Three of the teams were in the Short-Season NY-Penn League, with the Volcanoes part of the Northwest League when it was a Short-Season league as well. All four were not invited to be part of the new Minor League Baseball when MiLB was trimmed down to 120 teams. Since then the SI Yanks folded, the ValleyCats joined the professional Frontier League, the Sea Unicorns joined the summer-collegiate Futures League and the Volcanoes launched a four-team independent league.
The civil complaint, filed by David Lender (of Weil, Gotshal & Manges LLP) and Jim Quinn (Berg & Androphy, formerly of Weil) in U.S. District Court in the Southern District of New York, argues that MLB overstepped its bounds in eliminating affiliations with 40 MiLB teams, deeming it a “unlawful group boycott” and acting in an uncompetitive fashion: “The Takeover Plan is nothing more than a naked, horizontal agreement to cement MLB’s dominance over all professional baseball and to reduce output and boycott the 40 Ousted Teams from MLB affiliation.”

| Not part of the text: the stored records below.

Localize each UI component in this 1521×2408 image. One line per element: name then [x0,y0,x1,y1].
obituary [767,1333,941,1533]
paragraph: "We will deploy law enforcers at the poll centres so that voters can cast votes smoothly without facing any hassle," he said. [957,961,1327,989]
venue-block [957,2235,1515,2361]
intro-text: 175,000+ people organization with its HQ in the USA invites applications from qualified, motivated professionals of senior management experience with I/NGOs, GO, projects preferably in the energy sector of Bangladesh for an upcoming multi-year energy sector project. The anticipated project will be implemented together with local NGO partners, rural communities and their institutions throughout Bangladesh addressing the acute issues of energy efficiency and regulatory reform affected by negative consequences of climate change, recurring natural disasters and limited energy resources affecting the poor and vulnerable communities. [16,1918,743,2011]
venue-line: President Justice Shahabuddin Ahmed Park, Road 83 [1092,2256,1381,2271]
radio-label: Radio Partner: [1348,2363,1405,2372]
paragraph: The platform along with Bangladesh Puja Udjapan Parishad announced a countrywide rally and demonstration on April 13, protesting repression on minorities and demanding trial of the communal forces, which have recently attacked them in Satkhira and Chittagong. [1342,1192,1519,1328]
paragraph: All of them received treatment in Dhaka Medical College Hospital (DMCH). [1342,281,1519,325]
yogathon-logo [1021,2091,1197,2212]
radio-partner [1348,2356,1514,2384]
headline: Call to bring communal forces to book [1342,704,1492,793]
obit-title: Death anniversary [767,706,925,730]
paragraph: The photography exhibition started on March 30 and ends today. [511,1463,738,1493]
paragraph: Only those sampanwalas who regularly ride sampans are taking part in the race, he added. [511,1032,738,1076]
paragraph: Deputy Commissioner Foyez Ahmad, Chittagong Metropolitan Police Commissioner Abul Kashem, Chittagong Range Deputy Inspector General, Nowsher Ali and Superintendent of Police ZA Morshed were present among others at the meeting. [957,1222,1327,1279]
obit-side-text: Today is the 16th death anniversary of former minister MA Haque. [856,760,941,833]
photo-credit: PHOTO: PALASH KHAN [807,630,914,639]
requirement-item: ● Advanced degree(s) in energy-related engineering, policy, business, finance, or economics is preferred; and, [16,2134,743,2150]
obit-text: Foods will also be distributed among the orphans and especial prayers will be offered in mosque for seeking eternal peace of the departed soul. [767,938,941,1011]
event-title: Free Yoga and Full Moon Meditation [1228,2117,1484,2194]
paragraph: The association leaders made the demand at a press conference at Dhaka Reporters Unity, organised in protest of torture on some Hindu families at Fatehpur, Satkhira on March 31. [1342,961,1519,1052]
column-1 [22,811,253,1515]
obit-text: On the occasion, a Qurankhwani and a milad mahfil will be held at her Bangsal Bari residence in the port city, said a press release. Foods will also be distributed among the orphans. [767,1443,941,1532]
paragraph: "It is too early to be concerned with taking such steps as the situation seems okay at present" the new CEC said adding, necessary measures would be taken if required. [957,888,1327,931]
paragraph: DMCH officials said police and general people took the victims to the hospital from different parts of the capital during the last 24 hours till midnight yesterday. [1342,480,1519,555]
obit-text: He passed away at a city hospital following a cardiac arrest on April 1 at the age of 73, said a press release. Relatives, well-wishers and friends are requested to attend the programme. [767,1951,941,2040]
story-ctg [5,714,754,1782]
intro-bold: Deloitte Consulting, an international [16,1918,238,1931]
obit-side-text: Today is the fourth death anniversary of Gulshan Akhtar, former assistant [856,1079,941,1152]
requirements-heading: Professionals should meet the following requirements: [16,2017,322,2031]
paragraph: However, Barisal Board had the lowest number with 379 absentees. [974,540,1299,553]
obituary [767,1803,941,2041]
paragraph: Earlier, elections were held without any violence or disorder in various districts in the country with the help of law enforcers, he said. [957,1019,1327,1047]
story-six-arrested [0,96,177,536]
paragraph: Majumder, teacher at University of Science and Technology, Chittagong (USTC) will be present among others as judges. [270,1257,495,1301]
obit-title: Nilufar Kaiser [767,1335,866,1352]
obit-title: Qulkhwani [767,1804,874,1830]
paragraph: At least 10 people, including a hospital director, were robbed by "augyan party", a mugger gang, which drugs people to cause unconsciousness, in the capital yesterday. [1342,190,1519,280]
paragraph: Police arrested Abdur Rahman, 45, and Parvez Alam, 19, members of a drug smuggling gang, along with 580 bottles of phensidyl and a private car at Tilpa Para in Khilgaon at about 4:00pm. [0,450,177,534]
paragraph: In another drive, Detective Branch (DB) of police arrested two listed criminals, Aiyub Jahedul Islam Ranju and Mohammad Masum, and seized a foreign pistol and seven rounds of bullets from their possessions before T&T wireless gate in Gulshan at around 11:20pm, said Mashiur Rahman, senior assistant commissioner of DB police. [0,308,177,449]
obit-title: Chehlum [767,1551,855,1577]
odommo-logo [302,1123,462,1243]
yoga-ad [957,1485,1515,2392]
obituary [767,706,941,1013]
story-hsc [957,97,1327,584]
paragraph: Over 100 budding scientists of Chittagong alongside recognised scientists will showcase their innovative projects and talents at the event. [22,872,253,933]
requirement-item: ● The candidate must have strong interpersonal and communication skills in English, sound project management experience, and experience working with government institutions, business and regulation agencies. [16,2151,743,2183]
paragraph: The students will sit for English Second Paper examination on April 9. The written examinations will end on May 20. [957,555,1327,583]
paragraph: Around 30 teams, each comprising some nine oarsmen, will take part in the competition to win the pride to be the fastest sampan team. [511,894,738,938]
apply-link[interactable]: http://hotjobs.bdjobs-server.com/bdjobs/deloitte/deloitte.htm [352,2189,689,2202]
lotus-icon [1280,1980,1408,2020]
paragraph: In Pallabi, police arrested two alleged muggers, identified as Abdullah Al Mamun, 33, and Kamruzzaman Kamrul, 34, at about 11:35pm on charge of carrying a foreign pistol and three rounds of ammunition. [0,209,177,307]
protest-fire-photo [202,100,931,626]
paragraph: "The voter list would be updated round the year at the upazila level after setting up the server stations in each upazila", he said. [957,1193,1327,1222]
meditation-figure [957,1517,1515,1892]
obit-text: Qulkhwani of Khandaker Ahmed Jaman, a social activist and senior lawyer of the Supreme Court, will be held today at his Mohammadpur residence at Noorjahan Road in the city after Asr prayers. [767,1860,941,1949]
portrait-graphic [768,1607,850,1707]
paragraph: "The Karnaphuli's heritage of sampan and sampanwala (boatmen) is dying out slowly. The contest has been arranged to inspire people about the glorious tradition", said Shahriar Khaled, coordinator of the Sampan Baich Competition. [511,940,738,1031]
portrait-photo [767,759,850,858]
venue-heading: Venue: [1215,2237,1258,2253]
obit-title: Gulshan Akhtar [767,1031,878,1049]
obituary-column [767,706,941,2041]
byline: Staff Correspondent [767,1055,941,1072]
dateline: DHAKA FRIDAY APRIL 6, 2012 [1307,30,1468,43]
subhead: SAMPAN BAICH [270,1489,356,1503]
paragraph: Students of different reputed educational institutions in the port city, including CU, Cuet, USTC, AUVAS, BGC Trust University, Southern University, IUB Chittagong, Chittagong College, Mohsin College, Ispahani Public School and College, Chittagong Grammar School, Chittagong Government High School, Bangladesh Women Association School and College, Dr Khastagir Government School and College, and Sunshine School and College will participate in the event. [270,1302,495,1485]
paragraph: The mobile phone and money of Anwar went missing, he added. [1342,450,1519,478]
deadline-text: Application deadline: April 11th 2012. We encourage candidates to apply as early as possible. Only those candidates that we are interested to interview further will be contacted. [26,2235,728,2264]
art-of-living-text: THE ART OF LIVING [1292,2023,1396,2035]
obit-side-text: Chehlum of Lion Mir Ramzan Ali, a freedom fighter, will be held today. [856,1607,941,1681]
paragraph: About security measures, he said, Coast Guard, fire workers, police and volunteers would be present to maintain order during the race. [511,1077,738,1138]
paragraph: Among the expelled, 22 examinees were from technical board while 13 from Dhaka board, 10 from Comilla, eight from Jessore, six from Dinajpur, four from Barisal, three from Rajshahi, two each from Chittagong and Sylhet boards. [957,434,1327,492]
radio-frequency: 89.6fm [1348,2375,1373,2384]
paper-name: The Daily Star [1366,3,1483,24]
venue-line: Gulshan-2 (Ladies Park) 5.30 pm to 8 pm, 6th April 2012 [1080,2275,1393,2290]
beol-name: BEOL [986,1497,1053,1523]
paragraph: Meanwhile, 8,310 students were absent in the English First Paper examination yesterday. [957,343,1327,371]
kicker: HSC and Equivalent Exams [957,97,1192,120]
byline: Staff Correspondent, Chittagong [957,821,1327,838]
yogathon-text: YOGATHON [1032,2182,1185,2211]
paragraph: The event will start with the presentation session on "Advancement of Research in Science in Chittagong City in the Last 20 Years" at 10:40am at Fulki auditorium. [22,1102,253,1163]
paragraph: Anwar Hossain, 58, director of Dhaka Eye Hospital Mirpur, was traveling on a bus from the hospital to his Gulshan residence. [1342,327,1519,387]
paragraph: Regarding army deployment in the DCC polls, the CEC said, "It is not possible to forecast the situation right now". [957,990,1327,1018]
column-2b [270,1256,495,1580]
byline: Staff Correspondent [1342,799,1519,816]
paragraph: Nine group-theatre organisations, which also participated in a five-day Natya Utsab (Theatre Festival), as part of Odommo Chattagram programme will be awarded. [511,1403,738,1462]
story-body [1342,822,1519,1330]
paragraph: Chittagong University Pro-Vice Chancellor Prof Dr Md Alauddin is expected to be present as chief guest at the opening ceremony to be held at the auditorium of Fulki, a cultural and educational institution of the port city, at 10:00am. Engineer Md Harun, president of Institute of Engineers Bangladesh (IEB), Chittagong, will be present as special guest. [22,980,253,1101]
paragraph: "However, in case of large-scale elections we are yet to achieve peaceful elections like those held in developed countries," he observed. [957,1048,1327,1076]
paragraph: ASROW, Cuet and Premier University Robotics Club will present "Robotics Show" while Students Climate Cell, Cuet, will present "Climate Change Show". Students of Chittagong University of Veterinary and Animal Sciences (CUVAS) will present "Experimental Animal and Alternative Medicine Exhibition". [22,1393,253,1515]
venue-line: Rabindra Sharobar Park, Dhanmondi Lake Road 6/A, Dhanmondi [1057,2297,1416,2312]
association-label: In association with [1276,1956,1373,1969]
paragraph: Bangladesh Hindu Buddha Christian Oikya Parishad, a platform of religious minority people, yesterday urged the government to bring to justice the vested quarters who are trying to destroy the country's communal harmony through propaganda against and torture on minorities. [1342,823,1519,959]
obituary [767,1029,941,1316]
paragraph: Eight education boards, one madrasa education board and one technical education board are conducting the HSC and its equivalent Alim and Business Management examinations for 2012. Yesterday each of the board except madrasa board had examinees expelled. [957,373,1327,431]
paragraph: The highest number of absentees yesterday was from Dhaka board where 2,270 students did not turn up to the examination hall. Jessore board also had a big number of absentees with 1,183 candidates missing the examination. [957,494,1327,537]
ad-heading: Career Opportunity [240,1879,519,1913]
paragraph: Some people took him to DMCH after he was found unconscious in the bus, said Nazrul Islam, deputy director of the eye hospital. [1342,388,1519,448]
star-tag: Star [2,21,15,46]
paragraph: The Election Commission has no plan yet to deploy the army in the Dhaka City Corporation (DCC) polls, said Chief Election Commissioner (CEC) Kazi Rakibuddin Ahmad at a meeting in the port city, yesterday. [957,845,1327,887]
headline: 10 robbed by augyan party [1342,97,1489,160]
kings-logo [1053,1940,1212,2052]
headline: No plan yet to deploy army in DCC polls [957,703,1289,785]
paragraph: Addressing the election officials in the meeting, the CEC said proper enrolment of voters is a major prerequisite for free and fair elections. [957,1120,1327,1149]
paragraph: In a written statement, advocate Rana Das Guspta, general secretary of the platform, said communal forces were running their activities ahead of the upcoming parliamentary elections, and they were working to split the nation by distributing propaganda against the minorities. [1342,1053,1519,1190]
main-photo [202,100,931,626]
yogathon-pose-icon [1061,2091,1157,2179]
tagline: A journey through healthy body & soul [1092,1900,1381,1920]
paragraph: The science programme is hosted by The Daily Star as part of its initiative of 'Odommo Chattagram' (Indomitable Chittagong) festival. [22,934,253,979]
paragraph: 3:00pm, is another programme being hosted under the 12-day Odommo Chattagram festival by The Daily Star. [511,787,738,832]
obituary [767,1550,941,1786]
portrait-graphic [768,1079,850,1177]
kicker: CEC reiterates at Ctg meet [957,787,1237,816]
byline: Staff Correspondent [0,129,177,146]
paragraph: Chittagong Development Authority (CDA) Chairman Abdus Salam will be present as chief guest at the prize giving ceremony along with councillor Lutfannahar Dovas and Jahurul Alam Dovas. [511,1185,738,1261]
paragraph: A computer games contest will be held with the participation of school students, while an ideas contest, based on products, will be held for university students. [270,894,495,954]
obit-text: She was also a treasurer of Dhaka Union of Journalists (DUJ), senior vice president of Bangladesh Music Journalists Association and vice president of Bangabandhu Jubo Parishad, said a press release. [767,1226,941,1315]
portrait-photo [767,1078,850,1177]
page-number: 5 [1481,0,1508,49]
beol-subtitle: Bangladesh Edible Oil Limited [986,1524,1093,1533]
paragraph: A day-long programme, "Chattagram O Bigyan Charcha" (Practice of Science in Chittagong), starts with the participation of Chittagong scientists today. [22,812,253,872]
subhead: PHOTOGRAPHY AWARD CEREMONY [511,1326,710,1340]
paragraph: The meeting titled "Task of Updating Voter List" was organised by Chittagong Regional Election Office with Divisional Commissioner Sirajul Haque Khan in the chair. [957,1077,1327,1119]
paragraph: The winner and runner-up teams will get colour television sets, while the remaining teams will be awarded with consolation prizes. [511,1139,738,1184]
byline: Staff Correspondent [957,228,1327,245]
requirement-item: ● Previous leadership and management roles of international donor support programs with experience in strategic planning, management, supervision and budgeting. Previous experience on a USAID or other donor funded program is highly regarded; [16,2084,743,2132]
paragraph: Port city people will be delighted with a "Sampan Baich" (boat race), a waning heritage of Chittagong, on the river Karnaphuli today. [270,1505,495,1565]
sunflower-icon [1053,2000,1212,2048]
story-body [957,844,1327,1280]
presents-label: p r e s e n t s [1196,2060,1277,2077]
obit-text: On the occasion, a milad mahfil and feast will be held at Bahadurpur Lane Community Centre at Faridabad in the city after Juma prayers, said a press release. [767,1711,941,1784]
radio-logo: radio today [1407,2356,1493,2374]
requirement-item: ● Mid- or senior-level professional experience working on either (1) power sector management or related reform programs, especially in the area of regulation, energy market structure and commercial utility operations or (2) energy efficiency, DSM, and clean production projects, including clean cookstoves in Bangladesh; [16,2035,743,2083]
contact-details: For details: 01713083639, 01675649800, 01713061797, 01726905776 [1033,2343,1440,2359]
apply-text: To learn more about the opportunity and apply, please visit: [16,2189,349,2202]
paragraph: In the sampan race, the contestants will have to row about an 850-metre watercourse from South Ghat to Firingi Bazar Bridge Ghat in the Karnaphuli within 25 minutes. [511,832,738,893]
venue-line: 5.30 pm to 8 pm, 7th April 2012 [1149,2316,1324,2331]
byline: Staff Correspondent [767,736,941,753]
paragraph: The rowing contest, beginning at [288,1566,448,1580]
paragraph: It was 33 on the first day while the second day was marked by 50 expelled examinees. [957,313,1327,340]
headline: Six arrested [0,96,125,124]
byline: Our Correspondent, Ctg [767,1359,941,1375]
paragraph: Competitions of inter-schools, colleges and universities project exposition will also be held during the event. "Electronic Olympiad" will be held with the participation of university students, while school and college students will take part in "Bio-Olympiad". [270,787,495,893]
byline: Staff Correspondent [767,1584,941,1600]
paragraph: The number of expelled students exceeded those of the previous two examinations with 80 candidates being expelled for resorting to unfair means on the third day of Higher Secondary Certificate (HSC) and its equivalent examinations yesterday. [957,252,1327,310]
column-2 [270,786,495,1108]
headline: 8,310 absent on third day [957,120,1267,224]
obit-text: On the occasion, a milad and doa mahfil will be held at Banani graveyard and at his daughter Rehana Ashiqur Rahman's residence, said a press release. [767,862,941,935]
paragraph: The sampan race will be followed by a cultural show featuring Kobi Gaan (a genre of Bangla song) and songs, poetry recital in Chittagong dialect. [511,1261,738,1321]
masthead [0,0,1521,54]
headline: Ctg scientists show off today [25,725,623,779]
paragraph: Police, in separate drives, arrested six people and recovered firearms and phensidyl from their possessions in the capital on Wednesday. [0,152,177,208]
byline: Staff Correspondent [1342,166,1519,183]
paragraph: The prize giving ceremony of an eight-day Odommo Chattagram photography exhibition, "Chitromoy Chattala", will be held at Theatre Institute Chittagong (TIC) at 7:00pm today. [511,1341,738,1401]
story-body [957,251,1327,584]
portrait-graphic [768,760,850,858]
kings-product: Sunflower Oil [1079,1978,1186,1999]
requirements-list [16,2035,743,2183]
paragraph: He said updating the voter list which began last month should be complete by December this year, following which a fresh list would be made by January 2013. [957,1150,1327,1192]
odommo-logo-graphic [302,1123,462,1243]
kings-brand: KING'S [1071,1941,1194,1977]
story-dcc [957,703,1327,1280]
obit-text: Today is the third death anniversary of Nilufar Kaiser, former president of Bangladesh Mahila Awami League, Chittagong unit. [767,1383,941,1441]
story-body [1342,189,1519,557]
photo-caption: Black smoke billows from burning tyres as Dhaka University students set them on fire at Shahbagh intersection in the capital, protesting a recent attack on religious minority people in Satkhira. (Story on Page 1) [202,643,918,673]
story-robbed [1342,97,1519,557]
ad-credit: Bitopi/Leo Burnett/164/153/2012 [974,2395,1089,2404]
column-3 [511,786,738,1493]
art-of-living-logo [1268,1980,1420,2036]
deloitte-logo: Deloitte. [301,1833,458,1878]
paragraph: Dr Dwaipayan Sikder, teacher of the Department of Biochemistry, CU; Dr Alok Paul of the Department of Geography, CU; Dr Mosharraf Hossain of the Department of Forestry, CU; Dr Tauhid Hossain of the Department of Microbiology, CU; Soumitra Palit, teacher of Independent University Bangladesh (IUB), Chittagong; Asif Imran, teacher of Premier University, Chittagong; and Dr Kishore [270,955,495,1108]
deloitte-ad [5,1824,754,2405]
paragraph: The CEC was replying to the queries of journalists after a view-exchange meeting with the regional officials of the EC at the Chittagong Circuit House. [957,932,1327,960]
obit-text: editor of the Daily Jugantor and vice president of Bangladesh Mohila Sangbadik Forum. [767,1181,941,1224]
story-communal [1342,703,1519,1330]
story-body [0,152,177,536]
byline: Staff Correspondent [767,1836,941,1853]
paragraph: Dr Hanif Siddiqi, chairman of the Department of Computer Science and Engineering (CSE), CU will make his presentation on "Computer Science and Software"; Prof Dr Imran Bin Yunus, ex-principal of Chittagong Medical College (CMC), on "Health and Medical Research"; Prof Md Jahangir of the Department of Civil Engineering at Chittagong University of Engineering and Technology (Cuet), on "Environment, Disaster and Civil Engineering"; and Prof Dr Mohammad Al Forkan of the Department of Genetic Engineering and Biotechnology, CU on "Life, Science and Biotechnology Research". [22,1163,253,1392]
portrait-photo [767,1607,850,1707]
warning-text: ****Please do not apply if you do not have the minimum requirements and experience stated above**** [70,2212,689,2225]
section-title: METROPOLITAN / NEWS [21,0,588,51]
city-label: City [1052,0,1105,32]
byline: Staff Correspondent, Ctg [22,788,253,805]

The core of the complaint is banking on a belief that the U.S. Supreme Court is ready to overturn MLB’s antitrust exemption based on a previous antitrust-related decision involving the NCAA. The complaint also argues that MLB should not have unilaterally decided what teams were part of the new 120, but allowed the free market to let teams bid on remaining in MiLB. It also singles out teams owned by MLB teams and MILB teams with a significant MLB investment.
The relief sought by the four plaintiffs: striking down the 120-team MiLB system and allow each MLB team to negotiate its own affiliate deals, while also paying damages to the four teams.
The complaint was indeed filed today; we’ll pass along a case number when it shows up on the District Court website.